Figure 5.

O18 affects the assembly and stability of complex I and complex II, and cellular energetics. (a) FMN and FAD content determination in o18‐1 and the wild‐type (WT) endosperm at 18 days after pollination (DAP) using HILIC LC‐MS/MS analysis. For each sample, three independent biological replicates were performed. Data are means with SE (***, P < 0.001, two‐tailed t‐test). (b) Blue native (BN) PAGE analysis of mitochondrial complexes in o18‐1. Mitochondria from endosperm of maize developing seeds at 15 days after pollination (DAP) were loaded onto a 5% to 13.5% gradient gel, and detected by using Coomassie Brilliant Blue (CBB) staining. Red triangles indicate the corresponding mitochondrial complexes. (c) NADH dehydrogenase activity detection of complex I in o18‐1. (d) Succinate dehydrogenase activity detection of complex II in o18‐1. (e) In‐gel fluorometry assay of WT and o18‐1 mitochondria for covalent FAD detection.
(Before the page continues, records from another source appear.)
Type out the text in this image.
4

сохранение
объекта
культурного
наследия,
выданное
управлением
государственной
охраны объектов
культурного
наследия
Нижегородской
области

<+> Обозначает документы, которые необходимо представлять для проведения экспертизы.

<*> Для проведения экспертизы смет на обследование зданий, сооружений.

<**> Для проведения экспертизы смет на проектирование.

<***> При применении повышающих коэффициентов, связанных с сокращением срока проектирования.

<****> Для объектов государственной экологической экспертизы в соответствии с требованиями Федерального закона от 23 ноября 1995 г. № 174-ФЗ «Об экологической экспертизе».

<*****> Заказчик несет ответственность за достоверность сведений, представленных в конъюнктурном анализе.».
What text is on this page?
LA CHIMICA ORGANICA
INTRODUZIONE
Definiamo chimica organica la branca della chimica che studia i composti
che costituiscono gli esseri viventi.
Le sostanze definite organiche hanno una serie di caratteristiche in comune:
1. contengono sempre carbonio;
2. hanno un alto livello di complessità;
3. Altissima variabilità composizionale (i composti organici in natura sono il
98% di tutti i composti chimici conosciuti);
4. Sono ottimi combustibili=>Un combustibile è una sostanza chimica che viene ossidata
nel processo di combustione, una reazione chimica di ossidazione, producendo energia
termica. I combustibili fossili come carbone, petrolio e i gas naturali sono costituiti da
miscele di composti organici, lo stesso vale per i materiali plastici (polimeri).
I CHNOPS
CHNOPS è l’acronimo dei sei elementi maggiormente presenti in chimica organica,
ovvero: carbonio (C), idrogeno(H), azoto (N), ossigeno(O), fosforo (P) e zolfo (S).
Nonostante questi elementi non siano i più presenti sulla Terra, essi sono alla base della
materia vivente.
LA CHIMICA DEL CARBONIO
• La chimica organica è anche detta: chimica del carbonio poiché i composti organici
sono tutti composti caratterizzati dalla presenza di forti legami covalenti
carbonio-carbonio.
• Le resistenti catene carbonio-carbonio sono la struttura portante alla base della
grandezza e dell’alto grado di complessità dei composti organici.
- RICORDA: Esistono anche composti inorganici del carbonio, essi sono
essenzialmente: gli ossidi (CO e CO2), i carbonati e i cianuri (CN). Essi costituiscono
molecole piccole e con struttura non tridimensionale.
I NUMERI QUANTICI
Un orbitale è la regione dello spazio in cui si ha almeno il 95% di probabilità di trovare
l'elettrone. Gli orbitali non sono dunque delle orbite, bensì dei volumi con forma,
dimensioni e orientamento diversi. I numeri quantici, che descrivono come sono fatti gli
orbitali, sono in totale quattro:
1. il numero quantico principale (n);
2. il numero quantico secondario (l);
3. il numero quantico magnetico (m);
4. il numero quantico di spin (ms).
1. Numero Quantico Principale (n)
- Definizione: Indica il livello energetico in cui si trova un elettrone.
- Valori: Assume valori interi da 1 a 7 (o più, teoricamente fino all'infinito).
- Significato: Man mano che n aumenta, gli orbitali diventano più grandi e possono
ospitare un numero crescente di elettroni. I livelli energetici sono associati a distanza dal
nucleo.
Mitochondria were resolved by 10% SDS‐PAGE, incubated for 1 h in 10% acetic acid, and detected on an UV‐transilluminator system. (f) Immunodetection of the representative mitochondrial proteins. Proteins were extracted from developing seeds at 18 DAP without pericarp. NAD7, SDH1, CYC1, COX2 and ATP6 are subunits of complex I, II, III, IV and V respectively. Tubulin was used as the loading control. (g, h) Ultrastructure of mitochondria in WT and o18‐1 endosperm at 15 DAP (g) and 20 DAP (h). Bar is 500 nm. (i) Comparison of metabolites involved in tricarboxylic acid (TCA) cycle in WT and o18‐1. (j) NADH/NAD⁺ ratio in WT and o18‐1. (k) Comparison of metabolites involved in glycolysis in WT and o18‐1. (l) ATP levels in WT and o18‐1. For each sample, three independent biological replicates were performed. Data are means with SE (*P < 0.05, **P < 0.01, ***P < 0.001 by two‐tailed t‐test).